The Eleventh Circuit disagreed, explaining that the initial portion of the definition of Securities Claim, through the use of the disjunctive term “or,” eliminated coverage for two types of potential Securities Claims: those involving administrative or regulatory proceedings and those involving administrative or regulatory investigations.  The court determined that while the carve-back portion of the definition of Securities Claims gave back coverage for administrative or regulatory proceedings under certain circumstances, it did not restore coverage for investigations.  Thus, concluding that the SEC’s July 2007 was an investigation, the court held that Office Depot was not entitled to coverage for attorneys’ fees associated with responding to same.  It was not until the SEC issued subpoenas and Wells Notices to covered individuals that that the policies’ coverage was triggered.

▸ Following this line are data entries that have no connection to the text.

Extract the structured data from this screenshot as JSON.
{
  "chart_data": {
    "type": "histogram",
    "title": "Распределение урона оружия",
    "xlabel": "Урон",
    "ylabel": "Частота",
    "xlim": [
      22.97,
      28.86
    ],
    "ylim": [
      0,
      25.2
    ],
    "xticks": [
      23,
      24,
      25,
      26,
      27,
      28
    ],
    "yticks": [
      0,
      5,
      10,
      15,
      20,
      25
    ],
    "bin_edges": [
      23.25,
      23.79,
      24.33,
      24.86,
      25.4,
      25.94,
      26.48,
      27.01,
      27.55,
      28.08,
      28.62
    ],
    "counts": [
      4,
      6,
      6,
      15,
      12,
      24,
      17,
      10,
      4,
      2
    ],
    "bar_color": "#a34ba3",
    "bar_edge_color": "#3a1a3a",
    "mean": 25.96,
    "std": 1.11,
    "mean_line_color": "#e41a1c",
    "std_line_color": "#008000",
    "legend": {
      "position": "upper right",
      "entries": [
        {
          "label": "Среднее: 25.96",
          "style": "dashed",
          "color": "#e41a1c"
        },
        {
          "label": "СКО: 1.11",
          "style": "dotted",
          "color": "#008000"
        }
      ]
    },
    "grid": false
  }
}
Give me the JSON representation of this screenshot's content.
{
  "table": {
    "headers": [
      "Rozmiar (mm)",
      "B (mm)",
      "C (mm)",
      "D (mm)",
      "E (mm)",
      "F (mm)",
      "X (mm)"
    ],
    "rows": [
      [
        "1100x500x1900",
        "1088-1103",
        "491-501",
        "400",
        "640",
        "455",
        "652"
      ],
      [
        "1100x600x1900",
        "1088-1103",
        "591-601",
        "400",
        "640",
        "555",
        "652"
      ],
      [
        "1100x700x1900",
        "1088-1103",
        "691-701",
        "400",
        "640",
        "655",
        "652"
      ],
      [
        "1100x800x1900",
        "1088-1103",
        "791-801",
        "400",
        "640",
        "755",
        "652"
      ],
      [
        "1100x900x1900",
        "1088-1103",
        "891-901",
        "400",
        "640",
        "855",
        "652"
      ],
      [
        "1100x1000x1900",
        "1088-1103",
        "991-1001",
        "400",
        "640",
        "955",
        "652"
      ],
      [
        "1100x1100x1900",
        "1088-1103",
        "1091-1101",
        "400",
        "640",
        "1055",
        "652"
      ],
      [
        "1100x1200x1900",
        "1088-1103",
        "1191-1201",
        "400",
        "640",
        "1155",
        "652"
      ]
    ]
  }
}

The court considered several secondary arguments raised by Office Depot, most notably its argument that the policies’ notice provision operated to bring defense costs back into coverage.  This provision stated, in pertinent part, that if during the policy period Office Depot gave notice of circumstances that might result in a claim, then any future claim would be considered made at the time notice of circumstances was given.  Office Depot argued that by providing notice of the Dow Jones article to its insurers, it gave notice of circumstances, such that when the Claim was later made, “any costs incurred between the notice of circumstances and the date a Claim was made” was brought back into coverage.  The court rejected this bootstrapping argument, explaining that the notice of circumstances provision serves only to bookmark coverage under the policies for when a Claim is later made, even if outside the policy period, and does not operate to bring into coverage pre-Claim defense costs, particularly those relating to a non-covered regulatory investigation.